Ms. Argerich is, of course, a wonder. The Prokofiev concertos especially bent themselves to her capacity for virtuosity and personal projection, although the opening of the Third came very close to being victimized by all the feral energy. I have no doubt that Ms. Argerich played every whirling note perfectly, but the music went by at such a rate I am afraid I shall never know.

Much the same thing happened in the outer movements of the Ravel, in which the spectacular nature of the rendering tended to eclipse the nature of that being rendered. The finale indeed must race, but on Sunday one had visions of new speed records being set on Utah salt flats rather than skittering good cheer. On purely musical terms, the Prokofiev First sounded the best. At both concerts Ms. Argerich was as magnetic as ever. I think, on the other hand, that she is a more serious musician than these performances indicated.

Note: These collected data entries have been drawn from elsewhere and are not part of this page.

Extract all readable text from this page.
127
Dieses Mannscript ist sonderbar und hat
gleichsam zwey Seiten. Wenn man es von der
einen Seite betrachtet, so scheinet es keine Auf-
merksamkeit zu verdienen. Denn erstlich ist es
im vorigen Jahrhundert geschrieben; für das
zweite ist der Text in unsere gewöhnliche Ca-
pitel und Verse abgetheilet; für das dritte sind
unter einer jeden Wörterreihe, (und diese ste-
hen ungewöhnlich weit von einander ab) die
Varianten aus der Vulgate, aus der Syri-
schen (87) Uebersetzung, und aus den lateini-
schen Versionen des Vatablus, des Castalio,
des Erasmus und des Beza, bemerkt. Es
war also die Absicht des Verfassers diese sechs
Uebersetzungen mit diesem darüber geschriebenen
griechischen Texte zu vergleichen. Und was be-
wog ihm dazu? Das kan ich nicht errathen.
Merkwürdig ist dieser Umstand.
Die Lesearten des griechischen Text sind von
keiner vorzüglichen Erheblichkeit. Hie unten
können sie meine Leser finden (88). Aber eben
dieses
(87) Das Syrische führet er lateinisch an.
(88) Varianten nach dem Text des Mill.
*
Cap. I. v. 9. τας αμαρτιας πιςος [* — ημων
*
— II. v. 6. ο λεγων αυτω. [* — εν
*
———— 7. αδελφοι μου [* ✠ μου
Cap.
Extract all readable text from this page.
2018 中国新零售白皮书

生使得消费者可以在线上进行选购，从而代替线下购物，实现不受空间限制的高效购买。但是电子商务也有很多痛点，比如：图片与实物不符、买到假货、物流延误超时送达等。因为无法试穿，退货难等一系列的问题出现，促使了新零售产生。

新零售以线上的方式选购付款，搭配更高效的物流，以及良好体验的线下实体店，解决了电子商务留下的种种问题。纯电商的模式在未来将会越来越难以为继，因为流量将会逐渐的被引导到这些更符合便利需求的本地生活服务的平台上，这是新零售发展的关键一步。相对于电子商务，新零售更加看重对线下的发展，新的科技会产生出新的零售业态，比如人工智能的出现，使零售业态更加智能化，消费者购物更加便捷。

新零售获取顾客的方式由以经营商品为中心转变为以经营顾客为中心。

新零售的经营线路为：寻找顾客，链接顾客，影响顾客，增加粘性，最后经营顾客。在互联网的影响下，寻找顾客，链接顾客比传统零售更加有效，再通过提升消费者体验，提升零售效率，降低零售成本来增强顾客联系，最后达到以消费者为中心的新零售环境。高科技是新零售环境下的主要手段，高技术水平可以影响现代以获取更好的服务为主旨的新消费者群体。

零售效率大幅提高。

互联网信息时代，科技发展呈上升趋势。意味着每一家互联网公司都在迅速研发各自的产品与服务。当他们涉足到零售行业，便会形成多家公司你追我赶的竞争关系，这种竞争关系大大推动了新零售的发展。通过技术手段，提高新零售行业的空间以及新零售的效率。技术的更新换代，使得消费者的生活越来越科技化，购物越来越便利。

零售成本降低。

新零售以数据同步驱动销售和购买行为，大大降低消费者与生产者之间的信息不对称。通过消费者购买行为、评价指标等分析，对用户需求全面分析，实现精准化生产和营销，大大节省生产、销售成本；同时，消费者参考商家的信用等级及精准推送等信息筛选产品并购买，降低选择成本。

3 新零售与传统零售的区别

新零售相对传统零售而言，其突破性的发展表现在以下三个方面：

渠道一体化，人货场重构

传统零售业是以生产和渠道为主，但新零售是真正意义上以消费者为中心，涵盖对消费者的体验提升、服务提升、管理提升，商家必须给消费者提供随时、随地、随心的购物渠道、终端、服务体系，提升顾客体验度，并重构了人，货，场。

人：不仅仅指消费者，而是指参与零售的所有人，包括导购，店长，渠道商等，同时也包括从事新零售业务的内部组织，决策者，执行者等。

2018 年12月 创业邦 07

Saturday's concert ended with Ravel's ''Bolero,'' sounding more raucously effective than refined. ''The Planets'' on Sunday huffed and puffed as it lumbered through its loud and melodramatic universe. Mark Kroll, Jennifer Swartz and Rolf Bertsch played the harpsichord, the harp and the piano, respectively, in the Martin piece. In the ''Neptune'' movement of the Holst, the offstage sopranos of the Concert Chorale of New York threw out their vague, almost too vague, offerings.